Without adding the mounting interest my student loans acquire each day to the principal I invested, I spent $50,000 on my collegiate education; this is a figure that has not even seen the most mild dent since I began paying it off at $350/month at the onset of 2008. To even say I’ve chipped the surface would be an exaggeration. And although I did what was “highly recommended” by consolidating my loans, the interest that builds up each month is nearly half of what I pay. Perhaps less, but for the sake of my argument, I’m going with half because it is, unfortunately, at least $125 per month.
Back to my initial thought… I have two jobs – yes, two, because I cannot survive on one place of employment despite 40-hour weeks. Instead, I throw on an apron and serve tables on the weekends to earn myself the $200 additional dollars I need each month to pay my bills and to put a few bucks of spending cash in my otherwise empty pockets. A typical week for me runs between 55 and 60 hours of work with one solitary day off from either job.
For as long as I could remember – and in nearly every movie about “kids going off to college” that I have ever viewed – higher education was touted as the means toward a better paying/more rewarding job, and thus, future. By putting my time and effort toward a Bachelor’s degree, I would open doors otherwise closed and be able to make a substantial step in the best direction for my continued success.
And since graduating in May 2007, I have learned one thing: When choosing journalism as your career path, the ideas previously held about a collegiate education are nothing more than BULLSHIT.
Yes, it’s true, bullshit. Did I go into this occupation because I wanted to strike it rich in the newspaper industry? No. But you would think, perhaps even assume, that a person with two Bachelor’s degrees – that’s correct, I have two, in both journalism and English – could make enough money to support oneself. Rather, an individual who barely made it through his collegiate courses can throw a ball 200 yards and make seven figures, while students like myself, graduating with a 3.5+ GPA, need to work six or seven days per week “in the real world” following college just to pay rent.
I’ve had this argument in the past with several people about the unfairness of today’s society in that those without a college degree often earn more than those with one, or two in my case. And I am not trying to demean anyone who went into a field that did not require a four-year education. What I am saying, however, is that a job – such as one as a newspaper reporter – that requires an individual to have a degree should, at the very least, be able to pay that employee enough money to allow him or her to pay for that required education. To spend $50,000 and not even earn enough to watch that principal diminish sometimes makes actually enjoying my job a little less important.
And for me, for someone whose only goal in life was “to write” and have others read what I had to say … for me to begin thinking that I’m actually sacrificing my happiness in the end by wearing myself out with every six-day week, every 60-hour work week, that passes because I want to do what I enjoy, that makes me question everything.

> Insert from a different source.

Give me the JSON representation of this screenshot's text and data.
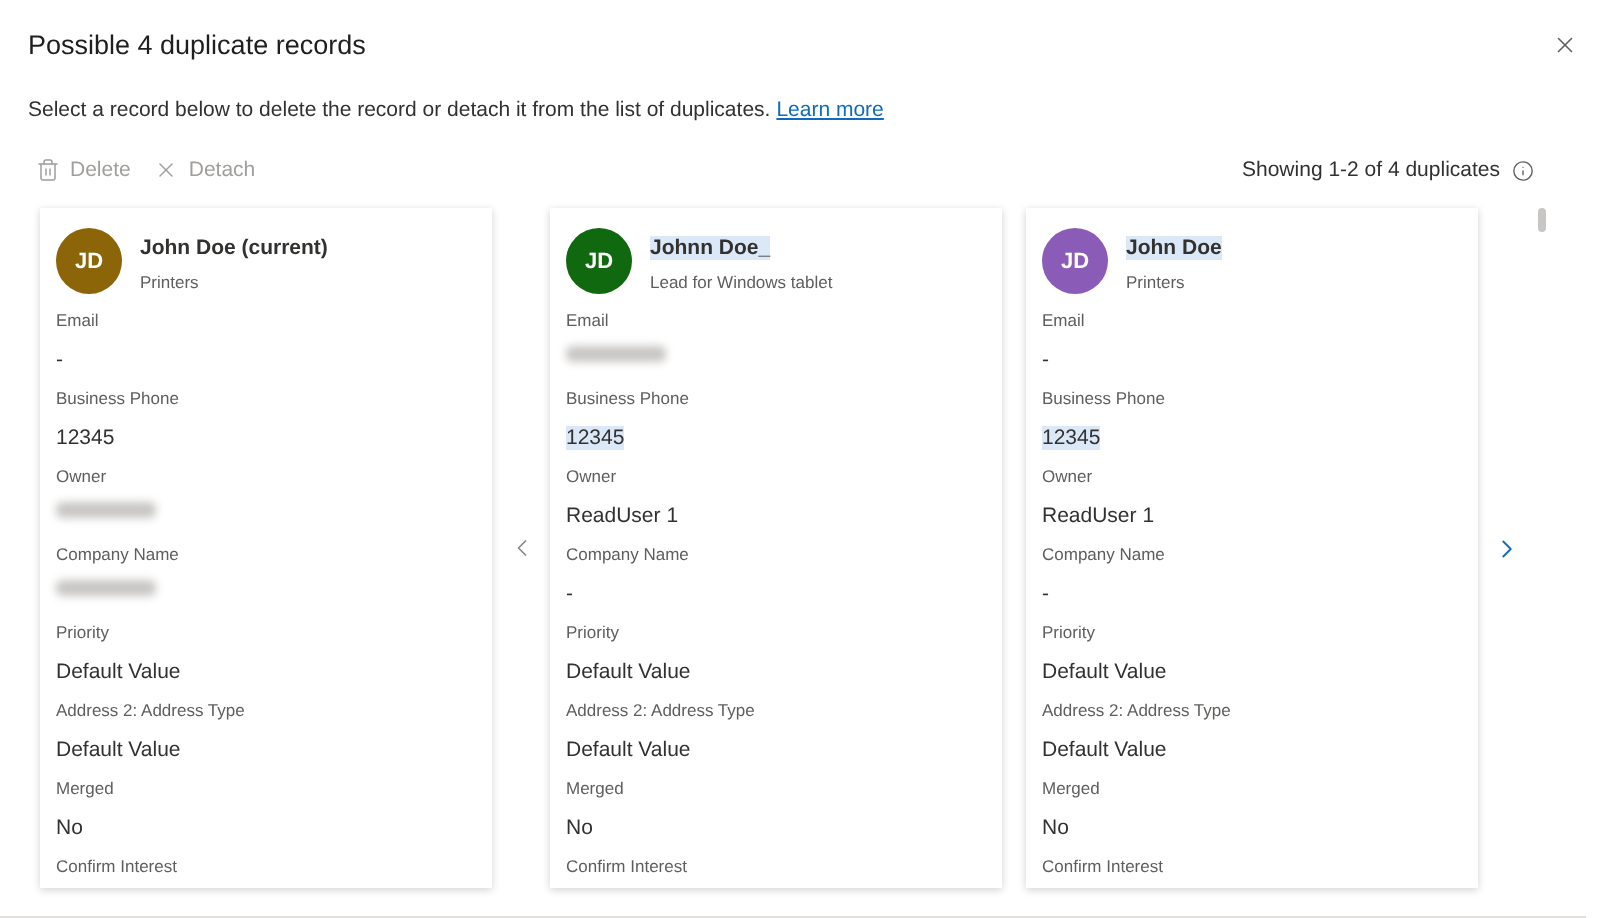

I went into journalism because of a love for the written word, because it was something I thoroughly took pleasure in doing. But having to work a second job to make ends meet causes a constant barrage of emotions, primarily grief, that overwhelmingly push aside the love I have for this career.
I have never been one to believe that money buys happiness, but what I’m gradually learning is that having an empty wallet can surely make someone pretty damn miserable.